The next four people were from the science side and Rachel had seen and met two of them at the site the day before. They included a forensic anthropologist named Greta Coxe, who was in charge of the excavations, two medical examiners named Harvey Richards and Douglas Sundeen, and a crime scene specialist named Mary Pond. Ed Gunning, another agent from Behavioral Sciences in Quantico, brought the introductions around to Rachel, who was last.

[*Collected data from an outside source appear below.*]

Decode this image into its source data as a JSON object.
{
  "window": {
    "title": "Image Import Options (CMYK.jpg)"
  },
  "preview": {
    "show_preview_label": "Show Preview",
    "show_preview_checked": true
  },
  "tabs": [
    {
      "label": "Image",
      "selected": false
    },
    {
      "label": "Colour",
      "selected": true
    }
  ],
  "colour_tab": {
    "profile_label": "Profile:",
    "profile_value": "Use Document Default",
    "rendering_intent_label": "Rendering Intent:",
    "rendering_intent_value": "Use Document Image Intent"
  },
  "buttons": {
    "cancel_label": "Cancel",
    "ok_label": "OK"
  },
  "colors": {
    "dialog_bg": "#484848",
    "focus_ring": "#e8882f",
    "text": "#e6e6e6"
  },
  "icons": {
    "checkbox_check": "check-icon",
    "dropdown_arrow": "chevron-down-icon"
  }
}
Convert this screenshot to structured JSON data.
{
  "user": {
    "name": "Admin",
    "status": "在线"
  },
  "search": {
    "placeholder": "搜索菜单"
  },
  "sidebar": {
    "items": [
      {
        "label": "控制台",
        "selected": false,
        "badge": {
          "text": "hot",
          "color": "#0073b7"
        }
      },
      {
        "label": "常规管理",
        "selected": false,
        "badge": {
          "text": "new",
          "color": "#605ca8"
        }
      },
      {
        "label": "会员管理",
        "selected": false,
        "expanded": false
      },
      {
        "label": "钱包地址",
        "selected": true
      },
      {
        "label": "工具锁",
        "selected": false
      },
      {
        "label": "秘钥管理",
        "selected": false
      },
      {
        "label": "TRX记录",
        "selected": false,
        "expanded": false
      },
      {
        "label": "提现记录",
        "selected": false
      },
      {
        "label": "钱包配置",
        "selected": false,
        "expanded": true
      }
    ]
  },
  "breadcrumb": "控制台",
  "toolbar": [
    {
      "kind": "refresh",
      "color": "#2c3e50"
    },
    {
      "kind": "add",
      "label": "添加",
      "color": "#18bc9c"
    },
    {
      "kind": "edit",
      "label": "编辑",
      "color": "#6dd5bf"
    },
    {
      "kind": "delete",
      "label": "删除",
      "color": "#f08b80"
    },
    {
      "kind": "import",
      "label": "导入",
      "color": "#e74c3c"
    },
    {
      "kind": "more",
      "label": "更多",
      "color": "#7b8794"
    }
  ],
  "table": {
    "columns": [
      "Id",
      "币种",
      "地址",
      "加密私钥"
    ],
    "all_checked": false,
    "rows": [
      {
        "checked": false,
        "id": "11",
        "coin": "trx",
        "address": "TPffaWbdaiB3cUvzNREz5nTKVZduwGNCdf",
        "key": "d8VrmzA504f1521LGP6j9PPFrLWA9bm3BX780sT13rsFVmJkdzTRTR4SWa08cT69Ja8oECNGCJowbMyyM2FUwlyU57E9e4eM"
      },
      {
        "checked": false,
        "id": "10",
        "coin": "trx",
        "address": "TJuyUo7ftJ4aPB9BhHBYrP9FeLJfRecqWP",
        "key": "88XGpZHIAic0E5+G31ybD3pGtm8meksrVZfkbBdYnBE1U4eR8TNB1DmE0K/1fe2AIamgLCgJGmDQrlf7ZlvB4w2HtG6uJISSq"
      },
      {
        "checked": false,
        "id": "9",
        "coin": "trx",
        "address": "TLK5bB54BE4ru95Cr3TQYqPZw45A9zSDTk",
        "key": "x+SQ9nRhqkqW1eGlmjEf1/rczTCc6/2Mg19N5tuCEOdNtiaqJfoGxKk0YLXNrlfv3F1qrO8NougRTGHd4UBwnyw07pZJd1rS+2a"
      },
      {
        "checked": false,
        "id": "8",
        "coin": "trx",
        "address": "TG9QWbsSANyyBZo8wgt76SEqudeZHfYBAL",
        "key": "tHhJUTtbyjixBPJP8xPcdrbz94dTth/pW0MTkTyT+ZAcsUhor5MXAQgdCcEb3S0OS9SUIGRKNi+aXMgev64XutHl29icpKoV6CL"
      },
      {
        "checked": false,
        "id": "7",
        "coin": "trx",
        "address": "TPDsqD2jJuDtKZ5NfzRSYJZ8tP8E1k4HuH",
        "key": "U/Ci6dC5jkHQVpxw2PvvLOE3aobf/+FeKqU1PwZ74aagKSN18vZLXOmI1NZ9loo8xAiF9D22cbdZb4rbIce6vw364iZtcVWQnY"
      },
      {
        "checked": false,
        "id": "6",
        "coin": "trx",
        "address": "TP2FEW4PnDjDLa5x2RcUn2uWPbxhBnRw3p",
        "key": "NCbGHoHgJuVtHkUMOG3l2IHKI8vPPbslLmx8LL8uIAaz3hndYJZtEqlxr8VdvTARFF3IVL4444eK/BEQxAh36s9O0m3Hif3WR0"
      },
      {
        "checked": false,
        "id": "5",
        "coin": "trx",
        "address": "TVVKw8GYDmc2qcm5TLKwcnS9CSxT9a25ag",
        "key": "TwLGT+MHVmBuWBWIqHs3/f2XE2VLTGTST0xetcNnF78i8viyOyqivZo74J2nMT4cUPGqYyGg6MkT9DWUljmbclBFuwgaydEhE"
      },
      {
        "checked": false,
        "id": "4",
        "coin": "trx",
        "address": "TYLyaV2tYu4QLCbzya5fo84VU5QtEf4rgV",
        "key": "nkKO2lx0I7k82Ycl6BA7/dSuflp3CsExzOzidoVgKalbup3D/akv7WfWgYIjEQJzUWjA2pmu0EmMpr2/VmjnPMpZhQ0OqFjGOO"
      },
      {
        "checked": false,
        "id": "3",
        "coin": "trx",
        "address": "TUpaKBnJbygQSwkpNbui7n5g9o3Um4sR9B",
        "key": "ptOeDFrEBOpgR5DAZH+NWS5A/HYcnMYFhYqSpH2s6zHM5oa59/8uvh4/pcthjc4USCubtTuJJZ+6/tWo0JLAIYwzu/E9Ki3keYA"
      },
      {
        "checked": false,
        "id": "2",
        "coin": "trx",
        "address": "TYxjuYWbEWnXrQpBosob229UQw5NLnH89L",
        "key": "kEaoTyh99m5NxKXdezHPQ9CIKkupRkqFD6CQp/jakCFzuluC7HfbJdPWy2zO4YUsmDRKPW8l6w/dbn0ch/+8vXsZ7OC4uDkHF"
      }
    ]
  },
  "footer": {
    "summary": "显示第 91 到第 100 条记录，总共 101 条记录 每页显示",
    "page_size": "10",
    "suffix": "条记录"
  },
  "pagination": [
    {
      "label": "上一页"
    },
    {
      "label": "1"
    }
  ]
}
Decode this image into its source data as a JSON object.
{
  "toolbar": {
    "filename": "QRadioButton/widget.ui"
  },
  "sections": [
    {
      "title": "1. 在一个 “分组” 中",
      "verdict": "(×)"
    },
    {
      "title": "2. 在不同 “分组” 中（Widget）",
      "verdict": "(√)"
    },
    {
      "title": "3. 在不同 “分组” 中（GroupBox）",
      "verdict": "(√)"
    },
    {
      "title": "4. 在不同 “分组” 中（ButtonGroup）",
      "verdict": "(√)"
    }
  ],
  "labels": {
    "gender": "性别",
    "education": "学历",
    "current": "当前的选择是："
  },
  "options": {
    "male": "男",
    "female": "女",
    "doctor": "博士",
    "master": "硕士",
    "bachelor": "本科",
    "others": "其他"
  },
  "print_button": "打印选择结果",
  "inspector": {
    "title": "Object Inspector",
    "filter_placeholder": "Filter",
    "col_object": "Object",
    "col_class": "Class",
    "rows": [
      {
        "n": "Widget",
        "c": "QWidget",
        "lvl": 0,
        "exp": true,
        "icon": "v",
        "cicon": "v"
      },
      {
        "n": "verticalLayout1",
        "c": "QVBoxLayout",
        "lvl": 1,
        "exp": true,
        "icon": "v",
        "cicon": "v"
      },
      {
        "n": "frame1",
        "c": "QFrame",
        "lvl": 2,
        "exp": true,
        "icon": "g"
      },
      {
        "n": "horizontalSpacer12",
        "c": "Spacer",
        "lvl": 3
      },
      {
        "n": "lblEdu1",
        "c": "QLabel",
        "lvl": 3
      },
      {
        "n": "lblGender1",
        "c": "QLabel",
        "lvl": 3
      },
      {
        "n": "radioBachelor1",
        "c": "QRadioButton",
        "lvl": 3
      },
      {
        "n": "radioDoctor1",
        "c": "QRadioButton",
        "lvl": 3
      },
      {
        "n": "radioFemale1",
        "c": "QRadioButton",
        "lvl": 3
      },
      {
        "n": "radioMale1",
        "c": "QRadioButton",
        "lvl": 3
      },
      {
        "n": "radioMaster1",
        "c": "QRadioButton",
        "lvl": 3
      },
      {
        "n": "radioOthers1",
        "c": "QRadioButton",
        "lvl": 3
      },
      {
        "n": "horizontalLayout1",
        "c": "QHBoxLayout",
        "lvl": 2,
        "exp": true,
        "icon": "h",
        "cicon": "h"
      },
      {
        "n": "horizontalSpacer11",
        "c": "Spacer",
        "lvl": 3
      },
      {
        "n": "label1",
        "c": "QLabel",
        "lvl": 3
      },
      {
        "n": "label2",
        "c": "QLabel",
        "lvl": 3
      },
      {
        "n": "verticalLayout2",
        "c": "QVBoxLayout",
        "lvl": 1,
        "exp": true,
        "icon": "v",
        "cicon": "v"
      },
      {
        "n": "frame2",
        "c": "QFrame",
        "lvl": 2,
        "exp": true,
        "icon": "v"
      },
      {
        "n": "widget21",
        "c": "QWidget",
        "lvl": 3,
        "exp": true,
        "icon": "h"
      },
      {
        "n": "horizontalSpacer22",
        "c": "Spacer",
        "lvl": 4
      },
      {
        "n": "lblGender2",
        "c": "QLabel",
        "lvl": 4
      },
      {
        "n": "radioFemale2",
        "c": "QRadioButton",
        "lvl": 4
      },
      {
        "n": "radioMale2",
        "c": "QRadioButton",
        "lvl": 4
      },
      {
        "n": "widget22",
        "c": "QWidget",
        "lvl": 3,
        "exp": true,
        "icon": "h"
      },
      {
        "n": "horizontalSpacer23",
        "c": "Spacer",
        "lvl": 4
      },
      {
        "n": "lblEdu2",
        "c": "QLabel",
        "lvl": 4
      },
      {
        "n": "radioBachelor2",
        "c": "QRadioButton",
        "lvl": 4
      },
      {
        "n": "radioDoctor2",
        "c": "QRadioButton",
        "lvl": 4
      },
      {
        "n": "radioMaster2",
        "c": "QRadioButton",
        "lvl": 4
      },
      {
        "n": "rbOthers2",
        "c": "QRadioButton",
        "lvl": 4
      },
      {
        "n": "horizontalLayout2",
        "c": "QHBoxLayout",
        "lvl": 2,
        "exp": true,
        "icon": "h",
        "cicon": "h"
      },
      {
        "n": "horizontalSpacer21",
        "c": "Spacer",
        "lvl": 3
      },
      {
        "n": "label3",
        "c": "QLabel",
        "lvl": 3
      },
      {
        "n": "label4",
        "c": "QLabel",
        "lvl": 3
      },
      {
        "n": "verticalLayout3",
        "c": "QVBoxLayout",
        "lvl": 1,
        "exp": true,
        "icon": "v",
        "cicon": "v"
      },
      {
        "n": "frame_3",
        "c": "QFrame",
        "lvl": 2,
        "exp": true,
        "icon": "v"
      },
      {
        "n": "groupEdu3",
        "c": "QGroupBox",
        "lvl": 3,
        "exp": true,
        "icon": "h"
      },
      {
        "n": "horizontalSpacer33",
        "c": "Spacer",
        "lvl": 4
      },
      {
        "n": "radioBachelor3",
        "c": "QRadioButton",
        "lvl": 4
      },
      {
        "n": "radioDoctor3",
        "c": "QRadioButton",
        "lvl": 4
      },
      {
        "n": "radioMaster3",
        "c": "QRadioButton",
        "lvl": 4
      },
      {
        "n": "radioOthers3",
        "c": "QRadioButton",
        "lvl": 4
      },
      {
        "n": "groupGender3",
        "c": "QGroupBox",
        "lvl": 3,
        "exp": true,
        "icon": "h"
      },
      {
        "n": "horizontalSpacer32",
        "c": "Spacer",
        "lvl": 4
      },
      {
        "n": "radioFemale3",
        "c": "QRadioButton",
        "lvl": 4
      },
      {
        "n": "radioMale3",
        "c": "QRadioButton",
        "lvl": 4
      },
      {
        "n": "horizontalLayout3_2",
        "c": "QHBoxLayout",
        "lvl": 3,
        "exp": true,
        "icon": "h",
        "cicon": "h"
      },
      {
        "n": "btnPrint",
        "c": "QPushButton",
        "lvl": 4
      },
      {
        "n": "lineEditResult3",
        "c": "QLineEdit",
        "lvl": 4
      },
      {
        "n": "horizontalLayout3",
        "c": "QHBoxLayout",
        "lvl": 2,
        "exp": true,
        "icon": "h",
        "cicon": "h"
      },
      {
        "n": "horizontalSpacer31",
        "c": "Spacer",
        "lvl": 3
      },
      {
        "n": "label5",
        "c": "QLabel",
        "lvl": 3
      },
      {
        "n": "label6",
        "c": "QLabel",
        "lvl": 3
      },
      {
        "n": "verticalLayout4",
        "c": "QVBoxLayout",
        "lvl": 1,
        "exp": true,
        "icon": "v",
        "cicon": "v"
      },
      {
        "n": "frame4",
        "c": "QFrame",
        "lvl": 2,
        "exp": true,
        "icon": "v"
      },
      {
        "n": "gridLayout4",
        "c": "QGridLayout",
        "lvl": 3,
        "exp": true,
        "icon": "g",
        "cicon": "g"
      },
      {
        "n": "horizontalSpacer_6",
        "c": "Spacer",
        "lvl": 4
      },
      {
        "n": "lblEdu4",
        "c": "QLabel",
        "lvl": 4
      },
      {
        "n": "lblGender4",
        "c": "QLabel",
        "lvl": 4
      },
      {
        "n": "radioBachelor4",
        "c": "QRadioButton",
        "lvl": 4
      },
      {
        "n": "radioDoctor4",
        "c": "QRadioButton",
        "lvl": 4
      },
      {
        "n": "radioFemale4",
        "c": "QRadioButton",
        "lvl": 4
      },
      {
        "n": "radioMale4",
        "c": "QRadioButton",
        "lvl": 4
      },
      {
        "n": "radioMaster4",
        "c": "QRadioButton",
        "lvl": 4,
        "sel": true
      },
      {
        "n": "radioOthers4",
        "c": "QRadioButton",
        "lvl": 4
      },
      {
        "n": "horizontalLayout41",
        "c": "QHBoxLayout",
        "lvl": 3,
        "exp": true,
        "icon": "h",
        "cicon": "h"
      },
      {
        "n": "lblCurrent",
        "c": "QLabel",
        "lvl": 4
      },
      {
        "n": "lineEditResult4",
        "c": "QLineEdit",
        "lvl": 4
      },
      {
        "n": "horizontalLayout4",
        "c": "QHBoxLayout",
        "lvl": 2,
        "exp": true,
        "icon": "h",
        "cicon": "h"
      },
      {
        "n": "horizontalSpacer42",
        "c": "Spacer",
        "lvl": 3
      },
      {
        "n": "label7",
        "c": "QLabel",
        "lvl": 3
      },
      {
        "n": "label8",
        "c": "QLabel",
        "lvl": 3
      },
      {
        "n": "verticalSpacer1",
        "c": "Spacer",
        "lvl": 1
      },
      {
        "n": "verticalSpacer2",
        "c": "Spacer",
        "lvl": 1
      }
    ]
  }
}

“Agent Rachel Walling,” she said. “Rapid City field office. Formerly with Behavioral. I have some . . . familiarity with a case like this.”

“Okay, thanks, Rachel,” Alpert said quickly, as though he thought Rachel was going to mention Robert Backus by name.

This told Rachel that there were people in the room who had not been informed of the major fact of the case. She guessed that would be Cates, the token agent from the FO. She wondered if some of the science team, or all of it, was in the dark as well.

“Let’s start with the science side,” Alpert continued. “First of all, Brass? Anything from out there?”

“Not on science. I think your crime scene people have all of that. Hello, Rachel. Long time.”

“Hello, Brass,” Rachel said quietly. “Too long.”